What was it about her story that appealed to you at its core?

Her desire for home and a family and her leaving the most extraordinary life that she’d worked toward.  Our film starts where she now has two children, she’s married, and she’s in an ivory tower in a way. But she still has the desire to act. That was something that I thought, “I would know how to play that.” That’s probably what I related to most about her. I was also attracted to that push-pull of her dilemma ‘What is my destiny?’ Sometimes, some people have a higher responsibility. And Grace was one of them.

You look incredibly like her on screen!

Through the work of really great hair and makeup people I’m able to change the way I look (laughs)! That’s how I morphed into Virginia Woolf (The Hours) and so many other characters I’ve played. Grace Kelly was a classic beauty. The hair and makeup artists, through shading and elongating the eyebrows and cutting and dying my hair blonde, helped me to resemble her.  If they have succeeded in making me look like Grace, then I am deeply flattered.

The film will be in Dutch cinemas tomorrow, and it seems we all can’t wait to watch the film. Why is that, you think?
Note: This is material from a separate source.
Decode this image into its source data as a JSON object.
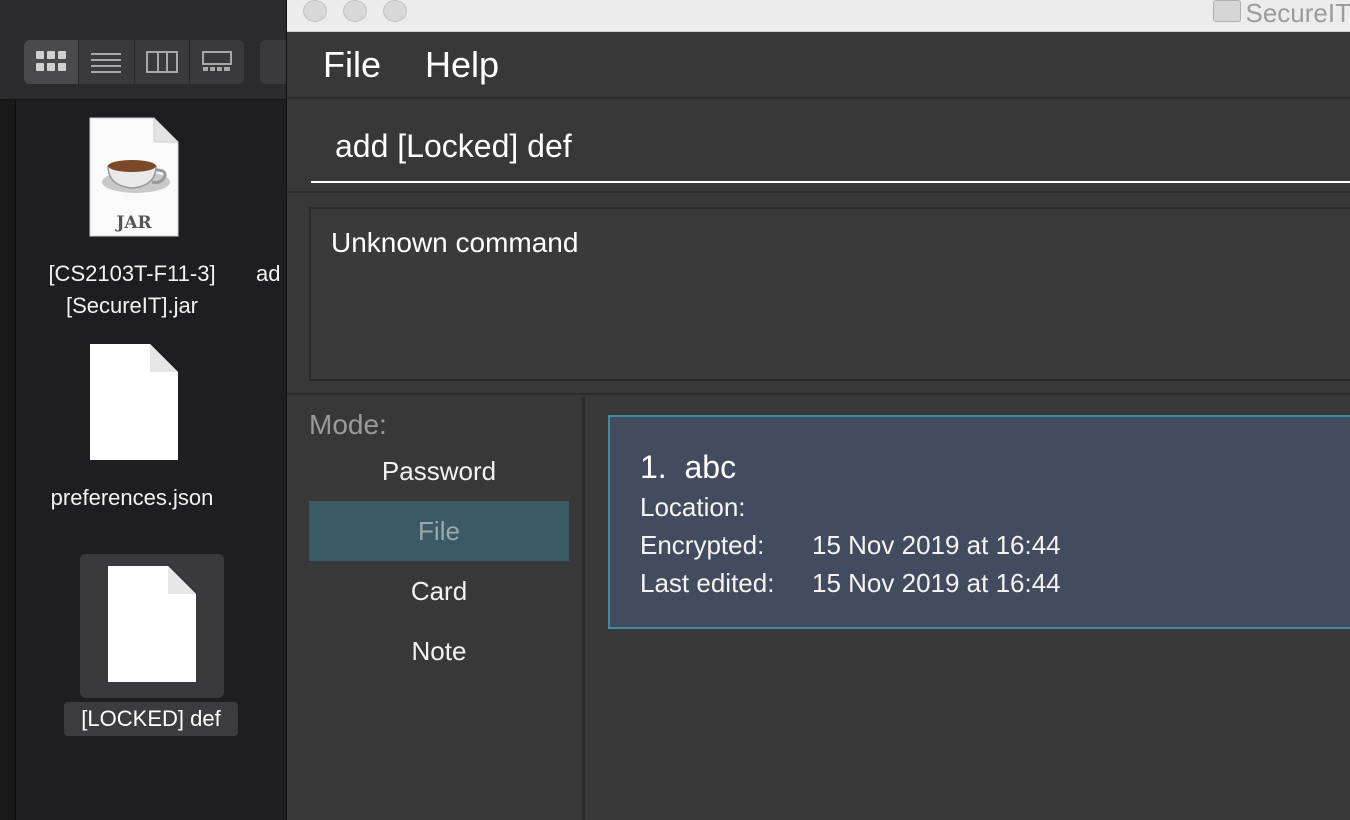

I think there’s still a huge love of glamor in this world and Grace embodied that. The clothes are just exquisite, and the way (director) Olivier Dahan has shot it is very sumptuous.  Olivier is also a painter and the film reflects his artistic eye.

MUST BE DIVINE TO GET TO WEAR SUCH GREAT COSTUMES

Because I have children, a lot of the time I tend to be very casual, and many of the films I’ve chosen to do recently have been very raw and certainly not glamorous. So to have the chance to be beautiful and wear beautiful clothes and to have everyone focused on making me look like her was just glorious. It has revived my love of fashion, which I had very much in my teens and early twenties.  When I wore the ball gown for the scene at the end of the film, I was walking through the Hotel de Paris in Monaco thinking, this is like a dream. The fairytale part of making this movie was the clothing and the jewels. And I got to wear them every day.

I UNDERSTOOD THE LOCATIONS WERE MARVELLOUS

We had the best locations ever.  It was very authentic because we actually filmed on the French Riviera and in Monaco. We had access to a lot of the places Grace visited in the Principality.

You had such an amazing collaboration, all those great looks and locations, and your film even was the opening film in Cannes

I was there on the jury last year which was one of the greatest experiences of my life. and so it’s lovely to go back and be there with the opening night film. And in terms of Grace, that’s where she first met Rainier. There’s something full circle in that too.